Kepolisian Daerah (Polda) Bali sendiri memastikan komitmen mereka untuk mengusut kasus ini tanpa pandang bulu. Kabid Humas Polda Bali, Kombes Pol Ariasandy, menegaskan bahwa setiap laporan akan ditindaklanjuti, apalagi yang menyangkut tindak pidana.

Hingga Jumat, sudah 21 orang dimintai keterangan sebagai saksi. Daftar saksi ini cukup komprehensif, mulai dari kawan sekelas, dosen, operator CCTV, hingga petugas kebersihan yang melihat langsung detik-detik Timothy terjatuh.

“Bahkan ada yang melihat pas dia melayang dari atas, turun ke bawah atau jatuhnya,” ungkap Ariasandy.
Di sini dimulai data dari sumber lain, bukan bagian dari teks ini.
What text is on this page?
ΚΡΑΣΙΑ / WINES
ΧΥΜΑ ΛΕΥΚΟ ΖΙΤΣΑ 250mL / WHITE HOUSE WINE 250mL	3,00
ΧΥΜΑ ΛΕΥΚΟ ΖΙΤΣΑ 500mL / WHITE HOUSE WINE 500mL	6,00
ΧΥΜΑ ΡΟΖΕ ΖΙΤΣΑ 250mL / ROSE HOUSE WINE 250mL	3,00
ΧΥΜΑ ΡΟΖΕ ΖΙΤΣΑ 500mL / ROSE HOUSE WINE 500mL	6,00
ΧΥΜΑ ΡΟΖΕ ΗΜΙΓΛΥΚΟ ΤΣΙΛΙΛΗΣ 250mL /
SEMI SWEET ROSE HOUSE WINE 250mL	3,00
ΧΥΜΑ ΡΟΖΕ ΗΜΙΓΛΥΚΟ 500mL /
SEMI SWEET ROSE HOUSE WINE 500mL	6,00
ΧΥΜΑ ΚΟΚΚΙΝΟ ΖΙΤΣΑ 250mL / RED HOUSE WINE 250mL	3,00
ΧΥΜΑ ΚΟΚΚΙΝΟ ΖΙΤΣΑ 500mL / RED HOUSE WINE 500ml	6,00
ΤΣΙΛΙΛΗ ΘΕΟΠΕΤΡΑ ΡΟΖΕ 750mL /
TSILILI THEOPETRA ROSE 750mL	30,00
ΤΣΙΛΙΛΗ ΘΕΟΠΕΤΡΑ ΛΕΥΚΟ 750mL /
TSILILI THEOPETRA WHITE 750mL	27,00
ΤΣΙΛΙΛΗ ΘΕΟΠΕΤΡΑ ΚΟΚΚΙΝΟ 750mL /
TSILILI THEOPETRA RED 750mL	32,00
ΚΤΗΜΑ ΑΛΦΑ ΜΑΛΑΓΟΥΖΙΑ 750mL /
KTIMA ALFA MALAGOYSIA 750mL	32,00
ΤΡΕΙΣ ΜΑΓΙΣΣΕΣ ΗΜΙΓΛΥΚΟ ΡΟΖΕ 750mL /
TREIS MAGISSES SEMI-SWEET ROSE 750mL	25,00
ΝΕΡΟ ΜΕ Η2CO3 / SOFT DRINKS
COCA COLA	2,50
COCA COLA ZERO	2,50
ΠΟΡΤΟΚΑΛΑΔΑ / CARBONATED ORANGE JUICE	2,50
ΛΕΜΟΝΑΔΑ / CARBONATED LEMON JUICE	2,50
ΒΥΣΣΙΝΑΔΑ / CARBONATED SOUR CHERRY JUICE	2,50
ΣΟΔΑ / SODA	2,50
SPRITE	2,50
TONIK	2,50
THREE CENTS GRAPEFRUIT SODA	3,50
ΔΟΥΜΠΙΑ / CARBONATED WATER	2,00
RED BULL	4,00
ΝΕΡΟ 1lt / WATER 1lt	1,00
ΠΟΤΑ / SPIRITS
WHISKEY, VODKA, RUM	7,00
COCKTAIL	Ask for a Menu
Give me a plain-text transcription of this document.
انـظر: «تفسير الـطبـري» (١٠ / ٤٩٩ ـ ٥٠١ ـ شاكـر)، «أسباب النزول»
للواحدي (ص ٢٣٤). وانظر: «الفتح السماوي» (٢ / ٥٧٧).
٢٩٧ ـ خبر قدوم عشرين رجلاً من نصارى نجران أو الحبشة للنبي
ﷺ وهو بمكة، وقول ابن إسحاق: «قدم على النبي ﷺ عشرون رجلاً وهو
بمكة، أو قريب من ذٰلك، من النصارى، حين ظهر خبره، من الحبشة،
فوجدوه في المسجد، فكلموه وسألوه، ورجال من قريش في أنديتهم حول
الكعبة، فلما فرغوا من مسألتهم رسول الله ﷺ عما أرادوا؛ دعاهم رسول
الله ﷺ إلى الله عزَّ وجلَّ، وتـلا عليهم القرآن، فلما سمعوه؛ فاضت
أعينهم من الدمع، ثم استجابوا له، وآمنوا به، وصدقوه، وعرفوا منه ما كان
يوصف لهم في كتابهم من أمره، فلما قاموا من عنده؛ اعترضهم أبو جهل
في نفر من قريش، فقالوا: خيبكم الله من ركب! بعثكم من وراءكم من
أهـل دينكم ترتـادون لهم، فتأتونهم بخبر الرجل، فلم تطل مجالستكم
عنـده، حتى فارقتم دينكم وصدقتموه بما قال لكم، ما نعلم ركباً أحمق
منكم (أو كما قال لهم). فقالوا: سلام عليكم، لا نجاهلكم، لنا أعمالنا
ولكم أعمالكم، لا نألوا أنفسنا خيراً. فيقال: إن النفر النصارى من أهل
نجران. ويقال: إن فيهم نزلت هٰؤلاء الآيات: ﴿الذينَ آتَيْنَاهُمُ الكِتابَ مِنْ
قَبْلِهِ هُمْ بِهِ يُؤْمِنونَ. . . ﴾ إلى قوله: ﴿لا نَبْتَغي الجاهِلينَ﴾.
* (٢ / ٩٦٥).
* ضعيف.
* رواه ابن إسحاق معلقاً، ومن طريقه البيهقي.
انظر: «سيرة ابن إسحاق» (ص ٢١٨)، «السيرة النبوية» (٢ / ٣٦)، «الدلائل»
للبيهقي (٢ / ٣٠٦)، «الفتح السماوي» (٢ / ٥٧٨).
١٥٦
Saat ini, fokus utama penyidik beralih ke ranah digital. Ponsel dan laptop Timothy telah diserahkan keluarga dan kini berada di tangan Direktorat Reserse Siber (Ditressiber) Polda Bali. Langkah ini menegaskan bahwa polisi tengah mencari jejak digital, pesan, unggahan, atau log komunikasi yang dapat menjadi kunci untuk menjawab pertanyaan krusial, apakah tindakan nirempati dan bullying di balik layar punya peran determinan dalam tragedi yang menimpa Timothy Anugerah Saputra? Hasil akhir penyelidikan ilmiah inilah yang akan menentukan apakah kasus kematian Timothy hanya akan tercatat sebagai insiden, ataukah sebagai tindak pidana yang berakar dari kekerasan di kampus.